The latest film from Dove stars a cast of powerful, transcendent women. Among them are Heather Hardy, who was once told she was too pretty to enter the boxing ring but rose the ranks to become a Golden Gloves champion, among other things. There's also Jessica Torres, a young woman who loved fashion as a little girl but was criticized for being too big to wear cool clothes. Yet she went on to start her own fashion blog Tiny Red Shoes. And there's Rain Dove, who was once ridiculed for her overly "masculine" looks, but is now one of the fashion world's hottest androgynous models.
All the stars in the film are examples of women undaunted by hurdles resulting from societal assumptions about female beauty. And, with the new campaign, Dove is hoping they will encourage others to take a stand against unwarranted notions of beauty that get in the way of women's dreams. The campaign encourages other females who have overcome their own such obstacles by sharing their stories with the campaign's hashtag "#MyBeautyMySay."
The insight that informed this film came out of Dove's recent study, "Dove: The Global Beauty Confidence Report," which found that 7 in 10 women get more compliments about their appearance versus their professional achievements, and that 8 in 10 women in the States believe that the most beautiful women are those who "make the most of what they have," not those who are born with the most.

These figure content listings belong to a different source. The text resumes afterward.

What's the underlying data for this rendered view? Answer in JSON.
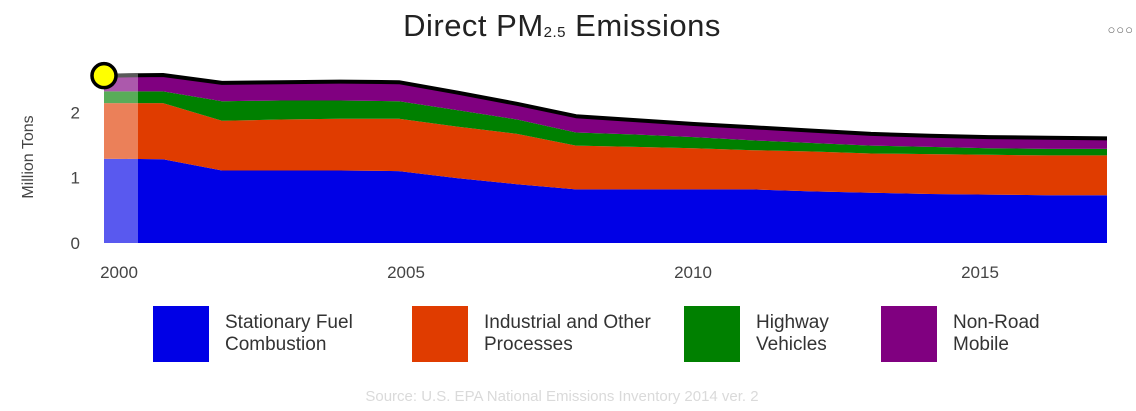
{
  "title": {
    "main": "Direct PM",
    "sub": "2.5",
    "rest": " Emissions"
  },
  "menu_icon": "more-options-icon",
  "source": "Source: U.S. EPA National Emissions Inventory 2014 ver. 2",
  "chart_data": {
    "type": "area",
    "stacked": true,
    "title": "Direct PM2.5 Emissions",
    "ylabel": "Million Tons",
    "xlabel": "",
    "x": [
      2000,
      2001,
      2002,
      2003,
      2004,
      2005,
      2006,
      2007,
      2008,
      2009,
      2010,
      2011,
      2012,
      2013,
      2014,
      2015,
      2016,
      2017
    ],
    "xticks": [
      "2000",
      "2005",
      "2010",
      "2015"
    ],
    "yticks": [
      "0",
      "1",
      "2"
    ],
    "xlim": [
      1999.5,
      2017.1
    ],
    "ylim": [
      0,
      2.8
    ],
    "grid": false,
    "legend_position": "bottom",
    "series": [
      {
        "name": "Stationary Fuel Combustion",
        "color": "#0000e6",
        "values": [
          1.29,
          1.28,
          1.11,
          1.11,
          1.11,
          1.1,
          0.99,
          0.9,
          0.82,
          0.82,
          0.82,
          0.82,
          0.79,
          0.77,
          0.75,
          0.74,
          0.73,
          0.73
        ]
      },
      {
        "name": "Industrial and Other Processes",
        "color": "#e03c00",
        "values": [
          0.85,
          0.86,
          0.76,
          0.78,
          0.79,
          0.8,
          0.79,
          0.77,
          0.67,
          0.65,
          0.63,
          0.6,
          0.61,
          0.6,
          0.61,
          0.61,
          0.61,
          0.61
        ]
      },
      {
        "name": "Highway Vehicles",
        "color": "#008000",
        "values": [
          0.18,
          0.18,
          0.3,
          0.29,
          0.28,
          0.27,
          0.25,
          0.22,
          0.2,
          0.19,
          0.17,
          0.15,
          0.13,
          0.12,
          0.11,
          0.1,
          0.1,
          0.1
        ]
      },
      {
        "name": "Non-Road Mobile",
        "color": "#800080",
        "values": [
          0.24,
          0.25,
          0.28,
          0.28,
          0.29,
          0.29,
          0.27,
          0.24,
          0.25,
          0.22,
          0.2,
          0.2,
          0.19,
          0.18,
          0.17,
          0.17,
          0.17,
          0.16
        ]
      }
    ],
    "highlight": {
      "x": 2000,
      "color": "#ffff00"
    }
  }
}
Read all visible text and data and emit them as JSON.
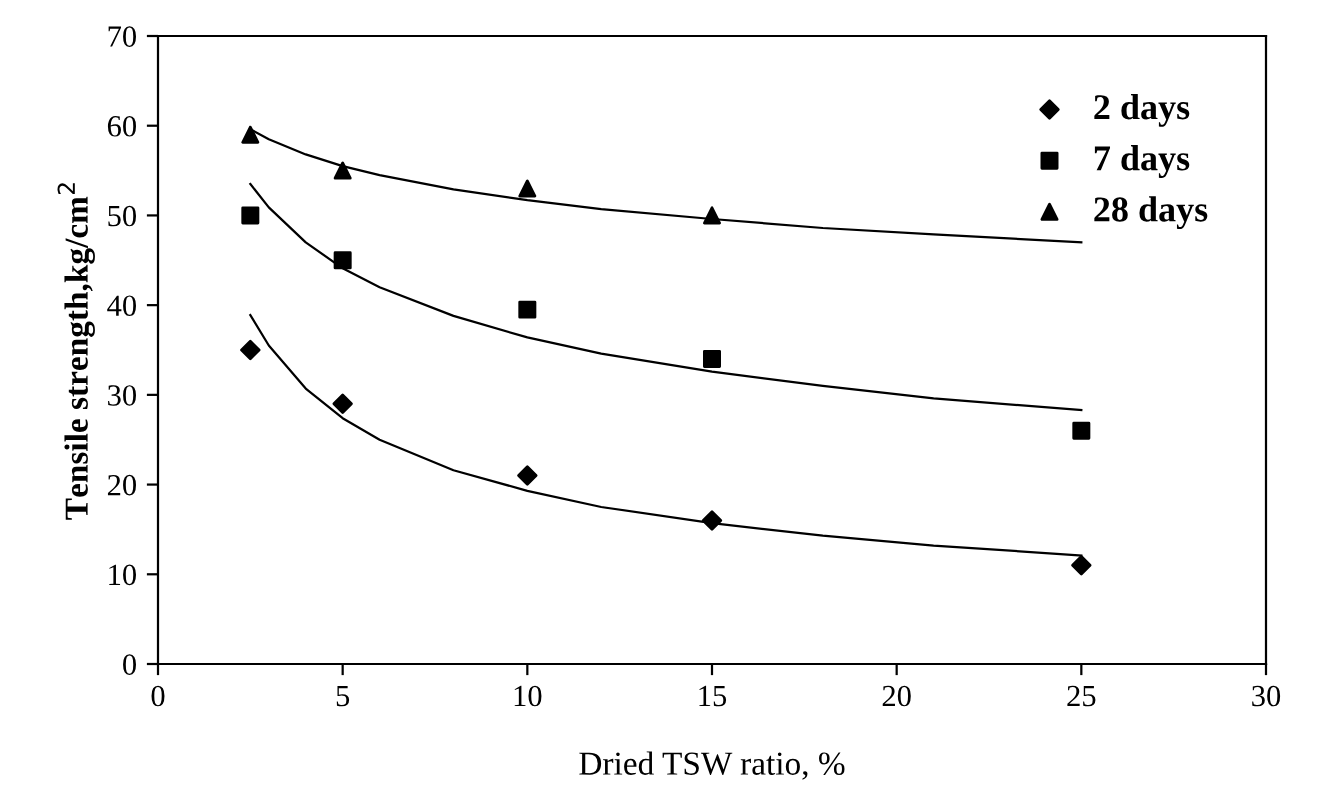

"Somewhere along the way, it has become the norm to judge women based on their appearance," said Dove Director of Marketing Jennifer Bremner in a statement. "Dove created #MyBeautyMySay because we believe a woman's beauty should not be used to belittle her achievements -- instead, her beauty should be celebrated on her terms. We want women to challenge this behavior that has unfortunately become commonplace in our society. We are giving all women a platform to speak out and join us to change the conversation."